At our school, the children explored a variety of settings and face-to-face contacts both inside and outside the building. Inside, they roamed, imagined, built, and created in an extensive domain of rooms, people, animals, books, and materials. They could go from room to room, visit friends, ask questions, interact informally with others, and form their own groups, as well as work independently or attend the organized activities. The children connected with a variety of personalities: their teachers and student teachers, volunteers, Margaret the secretary, and her dogs, as well as Orson and Ralph, the young man who came to clean and talked about sports and his travels.
Outside, they met with Hi and Mel in their luncheonette, the workers in Butler’s Lumber Yard, and with shopkeepers, dockworkers, and firemen on our neighborhood walks and trips around the city. All these provided models of people at work and offered insights into how they approached their daily tasks. The children were not only studying people doing their jobs, they were involved with them in a mutual exchange of ideas. While gaining respect for others, their self-esteem was enhanced by seeing themselves as contributors to this extended school community to which they belonged.
This feeling of life involvement, of relatedness, is what counts. The activities were not there to entertain the children or to seduce them into learning. They were there because the children were interested and became involved in the skills and work functions of the society, because they met the children’s need for rational expression of their dynamic drive toward competency and growth.
In order to be free, people in a city need to feel safe and protected by rules for traffic and codes for building and conduct. The school met health, safety and certification requirements, but we had no written documents pertaining to conduct. Unlike Summerhill and Sudbury Valley Schools, where the self-governing bodies had developed written codes for regulating and enforcing the social contract, we did not. We spoke about rules at various times and relied on shared assumptions, consensus and discussions. Over time, we developed concepts for guiding behavior that everyone agreed on, and the children created their own guides. (See chapter 5: Social Studies).

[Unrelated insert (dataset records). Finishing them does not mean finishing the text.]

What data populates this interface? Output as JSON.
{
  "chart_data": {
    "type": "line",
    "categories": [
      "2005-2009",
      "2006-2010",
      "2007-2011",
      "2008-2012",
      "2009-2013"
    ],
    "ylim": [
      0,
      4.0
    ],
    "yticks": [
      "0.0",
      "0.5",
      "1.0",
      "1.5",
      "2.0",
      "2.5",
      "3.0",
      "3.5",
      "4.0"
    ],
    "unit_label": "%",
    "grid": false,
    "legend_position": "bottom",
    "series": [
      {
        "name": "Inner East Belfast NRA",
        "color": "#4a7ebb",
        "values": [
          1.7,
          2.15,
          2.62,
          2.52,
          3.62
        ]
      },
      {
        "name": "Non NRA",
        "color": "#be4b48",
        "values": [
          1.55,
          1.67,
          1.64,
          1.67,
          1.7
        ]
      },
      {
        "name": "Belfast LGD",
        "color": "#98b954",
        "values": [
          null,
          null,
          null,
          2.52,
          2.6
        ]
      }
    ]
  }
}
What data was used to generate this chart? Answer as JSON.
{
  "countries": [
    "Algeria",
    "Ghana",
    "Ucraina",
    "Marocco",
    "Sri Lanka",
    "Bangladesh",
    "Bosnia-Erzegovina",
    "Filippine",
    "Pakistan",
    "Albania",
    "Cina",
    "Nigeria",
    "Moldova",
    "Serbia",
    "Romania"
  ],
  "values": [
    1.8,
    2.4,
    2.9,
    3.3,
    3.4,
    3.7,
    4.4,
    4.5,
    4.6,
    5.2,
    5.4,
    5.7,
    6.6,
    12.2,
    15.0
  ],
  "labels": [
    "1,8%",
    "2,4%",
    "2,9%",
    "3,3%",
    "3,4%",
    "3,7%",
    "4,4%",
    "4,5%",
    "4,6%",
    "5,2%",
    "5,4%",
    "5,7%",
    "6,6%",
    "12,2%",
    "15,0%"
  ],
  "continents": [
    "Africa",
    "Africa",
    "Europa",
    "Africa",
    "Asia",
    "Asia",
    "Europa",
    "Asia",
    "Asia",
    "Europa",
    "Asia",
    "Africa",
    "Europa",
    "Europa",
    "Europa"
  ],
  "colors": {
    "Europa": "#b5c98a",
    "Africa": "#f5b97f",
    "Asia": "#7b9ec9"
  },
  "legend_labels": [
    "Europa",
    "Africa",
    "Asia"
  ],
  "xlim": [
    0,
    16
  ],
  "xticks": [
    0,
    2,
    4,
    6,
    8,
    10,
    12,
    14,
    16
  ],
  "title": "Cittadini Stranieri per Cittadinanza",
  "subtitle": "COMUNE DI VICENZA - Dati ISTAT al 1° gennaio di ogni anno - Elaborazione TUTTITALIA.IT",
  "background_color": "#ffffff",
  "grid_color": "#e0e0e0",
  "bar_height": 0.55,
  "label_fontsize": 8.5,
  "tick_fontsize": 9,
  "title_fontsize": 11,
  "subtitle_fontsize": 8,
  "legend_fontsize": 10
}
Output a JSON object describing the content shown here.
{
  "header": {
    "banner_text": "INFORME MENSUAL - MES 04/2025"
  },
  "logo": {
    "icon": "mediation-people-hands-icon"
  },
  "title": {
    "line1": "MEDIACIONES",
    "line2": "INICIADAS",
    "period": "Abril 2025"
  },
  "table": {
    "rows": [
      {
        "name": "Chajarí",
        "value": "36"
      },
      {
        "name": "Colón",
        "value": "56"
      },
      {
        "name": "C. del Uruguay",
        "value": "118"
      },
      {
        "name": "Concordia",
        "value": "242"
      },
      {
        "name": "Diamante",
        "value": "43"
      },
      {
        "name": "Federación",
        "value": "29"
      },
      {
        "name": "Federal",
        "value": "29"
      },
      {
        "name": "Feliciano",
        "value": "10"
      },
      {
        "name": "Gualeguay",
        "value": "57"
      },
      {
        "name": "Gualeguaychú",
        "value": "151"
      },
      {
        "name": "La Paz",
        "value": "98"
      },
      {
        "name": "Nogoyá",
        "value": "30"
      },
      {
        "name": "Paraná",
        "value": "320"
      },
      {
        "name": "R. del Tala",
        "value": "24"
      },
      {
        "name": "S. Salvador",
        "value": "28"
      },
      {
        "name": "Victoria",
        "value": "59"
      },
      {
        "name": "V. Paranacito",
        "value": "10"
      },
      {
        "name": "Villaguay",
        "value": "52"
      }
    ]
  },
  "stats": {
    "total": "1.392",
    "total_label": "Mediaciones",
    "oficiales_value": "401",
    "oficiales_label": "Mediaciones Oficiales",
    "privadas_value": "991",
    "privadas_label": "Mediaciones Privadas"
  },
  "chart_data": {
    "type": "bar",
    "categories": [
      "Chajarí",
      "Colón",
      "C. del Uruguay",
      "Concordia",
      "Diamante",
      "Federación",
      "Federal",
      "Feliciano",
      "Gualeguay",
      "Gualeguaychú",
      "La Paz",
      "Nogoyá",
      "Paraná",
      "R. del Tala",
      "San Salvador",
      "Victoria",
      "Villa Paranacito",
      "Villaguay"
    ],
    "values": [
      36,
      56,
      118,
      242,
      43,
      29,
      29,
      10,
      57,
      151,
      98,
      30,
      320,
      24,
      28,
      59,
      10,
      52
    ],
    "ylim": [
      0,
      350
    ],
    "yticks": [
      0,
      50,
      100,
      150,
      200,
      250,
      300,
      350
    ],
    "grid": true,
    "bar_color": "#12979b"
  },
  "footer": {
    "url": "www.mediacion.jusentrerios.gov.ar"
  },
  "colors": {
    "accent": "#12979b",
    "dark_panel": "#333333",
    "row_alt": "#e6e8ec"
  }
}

And just as in a city the public participates in creating its libraries, theaters, newspapers and rules of behavior, the children took part in creating the school. They developed their presses and publications, library, museums, music and drama groups, TV and radio stations.
The Fifteenth Street School constituted a network for facilitating formal and informal learning. It was a lively environment where children made decisions about their pursuits, expanded their social skills and acquired self-discipline in making choices, Yes, in many respects, the school was “a real city for living and learning.
I regard the record of the children at the Fifteenth Street School, working, playing, interacting for long periods of time without adult supervision, as the most salient demonstration of their capacity to regulate their own behavior.
The children’s demeanor is impossible to convey by words.
The expressions of joy, exuberance and intensity in their faces and body language are palpable in photographs that reveal the children’s vibrant engagement with the multidimensional world of relationships and things, with the materials to be formed, transformed.